In 1948, a wooden hut was erected with donations from Norway and consecrated as a church. It was named St. Martin. When St. Thomas' church was built in 1970, the St. Martin building shortly served as a kindergarten and a storage for Strandkorb beach chairs. Since 1974, this so-called Norwegian House is seat of the Wadden Sea Conservation Station (Schutzstation Wattenmeer), an environmental protection society, and since 1989 also serves as a youth club. In 1985, the hut was named after the Hörnum teacher and environmentalist Kuno Ehlfeldt.
Also in 1948, Hörnum was connected to the island's road network. The original concrete slabs track consisted of a single lane and was broadened in 1969.

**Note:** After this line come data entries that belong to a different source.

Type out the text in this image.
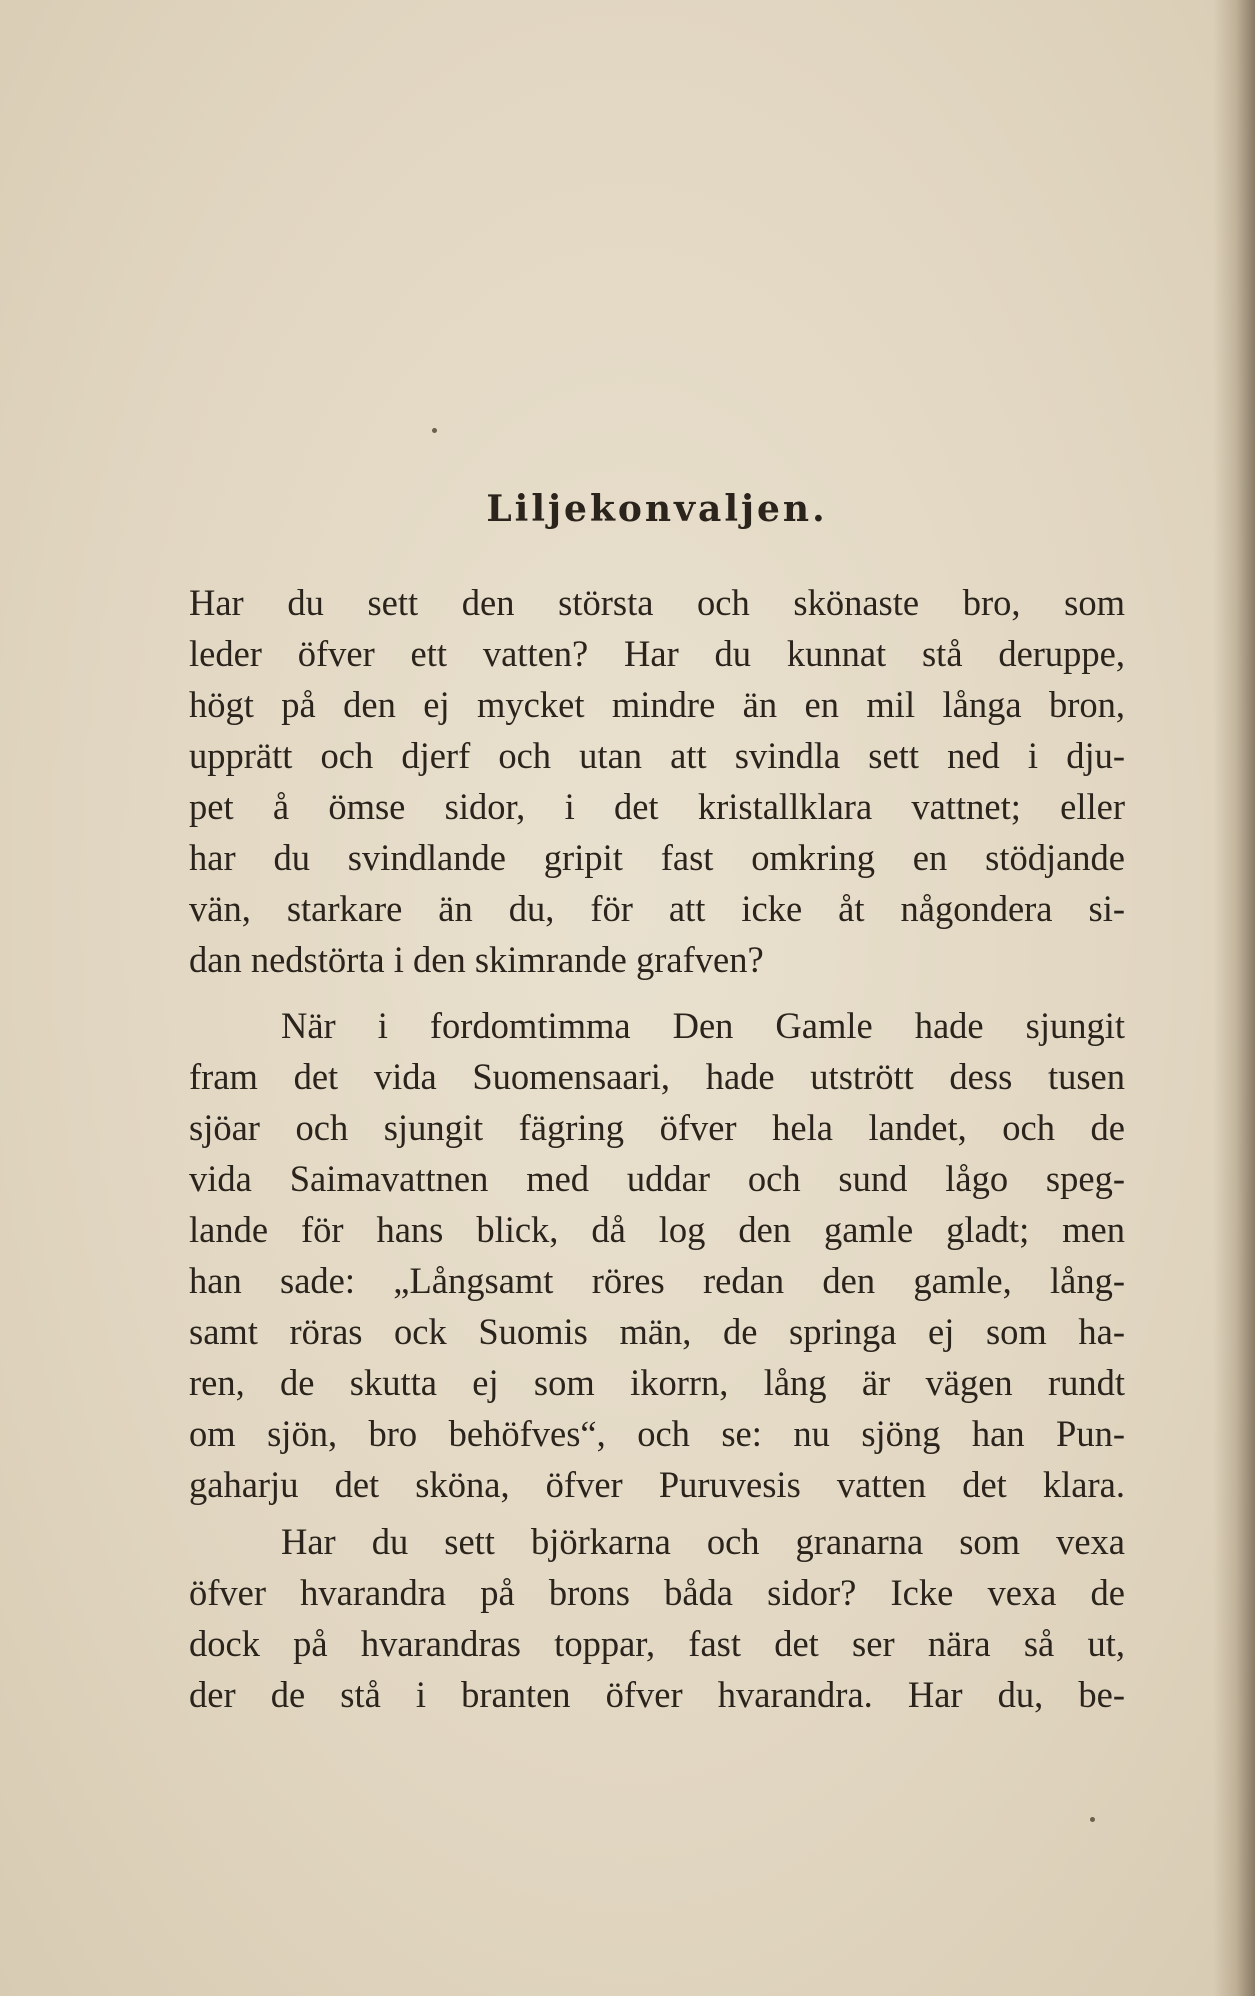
Liljekonvaljen.
Har du sett den största och skönaste bro, som
leder öfver ett vatten? Har du kunnat stå deruppe,
högt på den ej mycket mindre än en mil långa bron,
upprätt och djerf och utan att svindla sett ned i dju-
pet å ömse sidor, i det kristallklara vattnet; eller
har du svindlande gripit fast omkring en stödjande
vän, starkare än du, för att icke åt någondera si-
dan nedstörta i den skimrande grafven?
När i fordomtimma Den Gamle hade sjungit
fram det vida Suomensaari, hade utstrött dess tusen
sjöar och sjungit fägring öfver hela landet, och de
vida Saimavattnen med uddar och sund lågo speg-
lande för hans blick, då log den gamle gladt; men
han sade: „Långsamt röres redan den gamle, lång-
samt röras ock Suomis män, de springa ej som ha-
ren, de skutta ej som ikorrn, lång är vägen rundt
om sjön, bro behöfves“, och se: nu sjöng han Pun-
gaharju det sköna, öfver Puruvesis vatten det klara.
Har du sett björkarna och granarna som vexa
öfver hvarandra på brons båda sidor? Icke vexa de
dock på hvarandras toppar, fast det ser nära så ut,
der de stå i branten öfver hvarandra. Har du, be-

In 1960, the Kersiegsiedlung colony, known for its thatched roofs, was built in the dunes. The Catholic St. Joseph's church followed in 1962 and in 1969/1970 the Evangilical St. Thomas' church was built according to a design by Niebüll based architect Martin-Bernhard Christiansen. The latter building constitutes Schleswig-Holstein's youngest historically preserved church. It is built in the shape of a white sail. Another notability is the ex-voto ship which hangs inside the church house - a scale model of the paddlesteamer "Cobra", a Hamburg America Line ship, which from 1901 on contributed greatly to the exploration and development of the Hörnum area.
Touristical development since the 1970s 
In the mid-1970s a spa and therapy centre was built and opened in 1977.
In 1994, the Pidder Lüng Barracks, which had replaced the former naval station, were closed. After the demolition of all buildings on the site, a golf course with an adjacent five stars hotel was built there.
In 2002, the Hörnum harbour was slightly renovated. The Hörnum Yacht Club was created and a new ticket vending facility for Adler shippings was opened. Later, several neighbourhoods in Hörnum were also renovated.
In 1999, the old therapy centre was closed as it dd nt povide modern standards for cures any more and was in deficit. In its place, a hotel is being constructed by the Swiss Hapimag Group, which is due to open in 2009.
Of the twelve seats in the municipality council, the AWGH association holds six seats, CDU and SPD each hold two and the FBGH association and the SSW hold one seat since the municipal elections of 2008.
Tourism and sights 
Hörnum's original economic dependence on fishery and also whaling has been relieved by tourism as the main means of income. The beaches east and west of the village, the port and the dunes provide the village's assetts. A popular route for mudflat hiking leads along the eastern shore to Rantum. The Schutzstation Wattenmeer offers information on the Wadden Sea and the salt marshes and promotes the protection of the local landscape among tourists. Another attraction is the hiking around the Hörnum-Odde, the island's southernmost edge, which due to erosion is constantly shrinking. After the storm Erwin in winter 2005, the Hörnum-Odde had lost 20 metres of land alone. From this southern headland, a good view may be had on the neighbouring islands of Föhr and Amrum.
The chronicles of Hörnum provide ample space for fairy tales. Repeatedly, witches are mentioned who used to dance in the dunes, but also the souls of shipwrecked sailors who had been slain by pirates and robbers and most of all the so-called Dikjendälmann, a sort of goblin.